Reflecting on equality in the République, the scholar also recently addressed the – in his opinion – unbalanced treatment of Jews and Muslims. There are double standards applied in France as far as these two communities are concerned. Together with Michel Wieviorka, who like Khosrokhavar studied with the sociologist Alain Touraine, he has attempted to dismantle all the clichés and déjà-vus in the book Les juifs, les musulmans et la République [The Jews, the Muslims and the Republic], published in March by Laffont, and written in the form of a dialogue. In search of a new model for society, the authors denounce both “Islamic extremism” and “secular extremism”, emphasising the dual crisis affecting the whole of Europe. These crises are the Anglo-Saxon type of “multiculturalism” and “monoculturalism”, hence French-styled “republicanism”. Both models, explains Khosrokhavar, “are anything but successful” and “another model is needed open to the possibility of communication between the various groups.” Europe’s mistake lies precisely in the “illusion that multiculturalism can solve all problems.”

In France there is the “largest Jewish community in Europe, with about half a million people, and about five million Muslims, more than in any other country on the Old Continent.” As far as the Jews are concerned, “they sense that anti-Semitism is on the rise.” Muslims, instead, “are suspected of being passive, if not accomplices as far as ‘jihadism’ is concerned and they therefore find it hard to integrate; their presence in our country has also reignited passions concerning secularism. All in all, our Republic is experiencing a crisis and often appears incapable of keeping faith with its ideals of equality and brotherhood,” he warns us.

Muslims are expected “to be citizens like all others in the public sphere, to not behave as Muslims, but at the same time, to state that although they are followers of Allah, they oppose radical Islamism and terrorism.” Khosrokhavar considers such demands, “contradictory and intolerable.” For the Jews, instead, “the memory of the Shoah prevents all criticism, allowing them to be visible in the public sphere and act strongly as supporters of the Republic.” All this contributes to making Muslims feel alienated.”

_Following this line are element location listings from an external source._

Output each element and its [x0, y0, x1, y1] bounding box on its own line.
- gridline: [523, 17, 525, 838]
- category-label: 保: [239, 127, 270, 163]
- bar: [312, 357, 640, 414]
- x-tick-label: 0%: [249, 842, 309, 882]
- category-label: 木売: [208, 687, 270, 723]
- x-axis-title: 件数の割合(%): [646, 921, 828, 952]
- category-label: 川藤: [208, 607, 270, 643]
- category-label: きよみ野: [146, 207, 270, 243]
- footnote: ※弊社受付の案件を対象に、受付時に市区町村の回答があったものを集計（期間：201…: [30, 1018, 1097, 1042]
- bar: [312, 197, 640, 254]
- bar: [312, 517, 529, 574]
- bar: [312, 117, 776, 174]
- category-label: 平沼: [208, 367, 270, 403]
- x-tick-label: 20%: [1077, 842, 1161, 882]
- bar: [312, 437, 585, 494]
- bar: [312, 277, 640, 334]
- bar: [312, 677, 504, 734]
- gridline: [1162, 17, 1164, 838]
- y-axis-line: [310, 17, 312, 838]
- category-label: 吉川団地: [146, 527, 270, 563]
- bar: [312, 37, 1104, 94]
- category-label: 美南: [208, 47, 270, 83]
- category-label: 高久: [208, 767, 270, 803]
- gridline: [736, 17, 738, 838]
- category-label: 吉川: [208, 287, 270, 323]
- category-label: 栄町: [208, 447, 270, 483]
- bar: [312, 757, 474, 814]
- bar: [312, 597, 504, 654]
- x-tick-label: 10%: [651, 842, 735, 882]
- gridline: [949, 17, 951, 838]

The sociologist also observes that “most Jews in France belong to the middle classes, while the majority of Muslims are working class.” This implies that “Jews can always move to Israel, where there are already about 150,000 Jews of French origin,” while, on the contrary, “Muslims have nowhere to go as an alternative to France.” There is therefore an imbalance, “as well as prejudices and misunderstandings, also fuelled by Israel’s policies as far as Palestinians are concerned,” while, on the other hand, “jihadists have tried, and at times succeeded, to kill Jews, such as, for example, at the kosher supermarket in January 2015, and in the attack on the Jewish Museum in Brussels the previous year.”

So as to oppose nationalism and terrorism, a solution should be searched for in a “collective reflection between Jews and Muslims” aimed at achieving a “generalised dialogue in a more tolerant, open and more ‘humanised’ republic.” Khosrokhavar and Wieviorka, in conclusion, appeal to a “neo-republicanism” that can acknowledge both democratic values and particularisms. They seem convinced that the time has come to transform “this crisis into a debate and revisit the idea of coexistence.” This is what the book proposes, starting with an original hypothesis; “Are Muslims and Jews perhaps not the most suitable subjects for leading everyone to reflect on a rethinking of the French republican model?” Should this not be done to allow France to better address the great current dangers of terrorism, racism, hatred and intolerance?” And, according to Khosrokhavar, it is certain that it will not be la République to come up with a solution. Such a “solution must come from below, from society and in an autonomous manner”, inverting the typically French tendency of “waiting for the state to solve all the problems.”